Nova Scotia court certifies class action against province over hunting rights


The Supreme Court of Nova Scotia has certified a class-action lawsuit filed by status and non-status Mi’kmaw living off-reserve against the province over hunting rights.

For decades members of the Native Council of Nova Scotia (NCNS) have harvested moose in Cape Breton under what is called an Aboriginal Rights Treaty Access (ARTA) passport.

“After 30 years how can you just stop something without at least negotiating, or at least talking to the harvesters or talking to the council itself because we issued them,” says Lorraine Augustine, chief of the NCNS.

“It’s just mind-boggling how they would just stop.”

ARTA passport holders who lost access to hunting filed a class-action lawsuit in 2019. The suit is also asking for $40 million in damages for “breach of constitutional rights” and to have their right to hunt reinstated.

“The ARTA passports were only issued to those who went through a process to demonstrate that they were Mi’kmaq and that they were the beneficiaries of section 35 rights,” says Andrew Lokan, legal counsel for the plaintiffs.

Hunting rights
‘If you go back and read the 1752 treaty… there was no bands, there was no reserves, there was no status, there was no non-status, it was signed with the Mi’kmaw Nation,’ says Lorraine Augustine, chief of the NCNS.

The NCNS was formed in 1974 and represents 3,500 Mi’kmaw people living off-reserve – with or without status according to its website.

They say members self-identify as Mi’kmaw and claim ancestry and connection to a community.

The council developed the ARTA passports in the 1980s as part of its harvesting management plan which the province had commended in past correspondence.

The print on the card states: “The bearer of this passport is a person of Mi’kmaq ancestry, deemed an Aboriginal person and is a beneficiary of Aboriginal, treaty and other rights guaranteed by Section 25 of the Canadian Constitution and part two of Section 35.”

Augustine says that passport holders are Mi’kmaw.

“Our ARTA passport holders have the direct descendent, they have the connection to their Aboriginality,” she says.

It’s not clear why the province allowed people to hunt under the ARTA passport for so long but then revoked the right.

On Aug. 15, 2017, it posted notice on its website.

“To be accepted as a Mi’kmaq of Nova Scotia harvester, individuals must have a federal Indian status card associated with a Mi’kmaq of Nova Scotia First Nation or a Nova Scotia Mi’kmaq Harvester Identification Card issued by the Assembly of Nova Scotia Mi’kmaw Chiefs,” the notice says.

“Cards or identification issued by other organizations will not be accepted.”
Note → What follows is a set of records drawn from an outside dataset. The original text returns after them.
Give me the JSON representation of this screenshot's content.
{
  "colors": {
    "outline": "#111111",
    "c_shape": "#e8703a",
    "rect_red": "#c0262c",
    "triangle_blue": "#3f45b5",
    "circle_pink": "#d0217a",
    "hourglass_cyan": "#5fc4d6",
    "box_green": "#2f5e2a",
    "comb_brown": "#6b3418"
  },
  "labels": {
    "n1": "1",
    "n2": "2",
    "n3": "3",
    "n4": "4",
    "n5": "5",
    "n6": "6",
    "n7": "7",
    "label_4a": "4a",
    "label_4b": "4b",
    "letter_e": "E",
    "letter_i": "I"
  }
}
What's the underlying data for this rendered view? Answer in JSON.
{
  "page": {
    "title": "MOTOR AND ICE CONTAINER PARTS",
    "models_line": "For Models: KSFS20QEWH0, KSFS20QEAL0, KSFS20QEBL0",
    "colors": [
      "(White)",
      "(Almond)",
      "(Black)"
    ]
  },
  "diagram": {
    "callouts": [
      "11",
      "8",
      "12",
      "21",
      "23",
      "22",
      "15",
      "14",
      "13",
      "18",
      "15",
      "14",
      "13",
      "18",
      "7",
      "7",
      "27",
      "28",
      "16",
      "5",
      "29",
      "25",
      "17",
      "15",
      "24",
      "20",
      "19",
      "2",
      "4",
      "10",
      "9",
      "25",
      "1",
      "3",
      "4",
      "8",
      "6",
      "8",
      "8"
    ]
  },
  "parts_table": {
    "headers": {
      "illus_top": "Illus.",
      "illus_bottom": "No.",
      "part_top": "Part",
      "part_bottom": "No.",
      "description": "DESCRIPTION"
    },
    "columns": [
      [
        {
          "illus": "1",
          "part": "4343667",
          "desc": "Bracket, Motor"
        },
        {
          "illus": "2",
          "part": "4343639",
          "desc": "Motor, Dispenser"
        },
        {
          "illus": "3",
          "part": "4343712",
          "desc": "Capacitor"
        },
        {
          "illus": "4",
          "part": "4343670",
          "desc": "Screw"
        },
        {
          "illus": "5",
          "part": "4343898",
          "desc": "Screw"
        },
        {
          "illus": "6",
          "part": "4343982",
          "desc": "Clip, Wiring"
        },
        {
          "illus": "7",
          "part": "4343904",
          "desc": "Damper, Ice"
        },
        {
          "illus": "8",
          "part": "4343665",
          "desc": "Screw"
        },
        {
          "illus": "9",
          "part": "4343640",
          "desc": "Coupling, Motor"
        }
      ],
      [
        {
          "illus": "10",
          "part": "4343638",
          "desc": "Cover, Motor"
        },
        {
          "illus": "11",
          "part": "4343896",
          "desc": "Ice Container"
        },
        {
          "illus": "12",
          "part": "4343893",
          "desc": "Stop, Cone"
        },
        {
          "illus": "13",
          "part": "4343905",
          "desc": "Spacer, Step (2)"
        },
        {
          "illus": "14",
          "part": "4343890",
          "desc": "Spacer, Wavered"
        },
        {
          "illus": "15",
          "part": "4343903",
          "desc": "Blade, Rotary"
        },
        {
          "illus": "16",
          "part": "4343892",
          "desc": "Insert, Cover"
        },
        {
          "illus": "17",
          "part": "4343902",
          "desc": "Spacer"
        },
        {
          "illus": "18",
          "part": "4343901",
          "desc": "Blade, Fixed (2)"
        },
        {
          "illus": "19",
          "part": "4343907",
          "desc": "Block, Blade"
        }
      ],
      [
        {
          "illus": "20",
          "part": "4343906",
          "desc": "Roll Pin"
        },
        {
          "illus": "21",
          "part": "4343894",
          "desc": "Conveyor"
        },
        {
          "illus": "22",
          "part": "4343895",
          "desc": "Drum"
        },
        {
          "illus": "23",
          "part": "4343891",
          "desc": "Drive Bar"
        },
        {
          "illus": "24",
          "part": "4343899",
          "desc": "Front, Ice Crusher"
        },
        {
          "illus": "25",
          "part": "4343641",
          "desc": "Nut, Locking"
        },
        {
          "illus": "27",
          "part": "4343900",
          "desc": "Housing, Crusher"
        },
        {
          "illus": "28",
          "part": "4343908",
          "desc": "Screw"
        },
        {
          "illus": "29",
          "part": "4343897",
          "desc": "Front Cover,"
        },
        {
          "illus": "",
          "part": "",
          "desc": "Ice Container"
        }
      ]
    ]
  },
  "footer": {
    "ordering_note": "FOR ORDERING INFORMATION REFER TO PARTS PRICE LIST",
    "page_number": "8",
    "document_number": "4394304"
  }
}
The Nova Scotia Attorney General’s office declined an interview request with APTN News saying the matter is before the courts and it can’t comment.

Augustine suspects the Assembly of Nova Scotia Chiefs (ANSC), which represents 11 Mi’kmaw bands in Mi’kma’ki, complained.

“The only thing that we can think of from the native council’s perspective is that the Assembly of Mi’kmaw Chiefs spoke with the province and said not to accept them anymore,” says Augustine.

APTN News contacted the ANSC for comment but was told no because the matter is before the courts.

According to the statement of claim, the assembly believes that “only the 13 Nova Scotia Indian Act bands could decide who had an Aboriginal or treaty right to hunt in Nova Scotia.”

Lokan says the province made the final decision.

“The assembly of chiefs didn’t have a role in accepting or declining the passport, it was the province that had previously accepted that passport and then decided it would no longer accept that passport,” he says.

According to the statement of claim, the province said in 2016 that treaty rights belonged to the Mi’kmaw and that Aboriginal and treaty rights in Nova Scotia “are collective rights held by the appropriate rights-bearing community.”

Augustine disagrees.

“If you go back and read the 1752 treaty, it says that treaty was signed with the Mi’kmaw Nation, there was no bands, there was no reserves, there was no status, there was no non-status, it was signed with the Mi’kmaw Nation,” she says.

It seems the federal government doesn’t agree either.

Passport holders harvest lobster, under the Native Council of Nova Scotia’s food, social, and ceremony fishery.

According to the Department of Fisheries and Oceans (DFO), “fisheries officers may request to see a harvester’s identification and/or proof of designation. In the case of a member of the Native Council of Nova Scotia, the required proof of designation would be the Aboriginal and treaty access passport.”

Lokan says the federal acceptance of the passport to harvest lobster – and the provincial rejection of it to hunt moose doesn’t make sense.

“You know how complicated and irrational the world of  regulation of Indigenous rights is, this is just a very striking case of how screwed up it can get,” he says.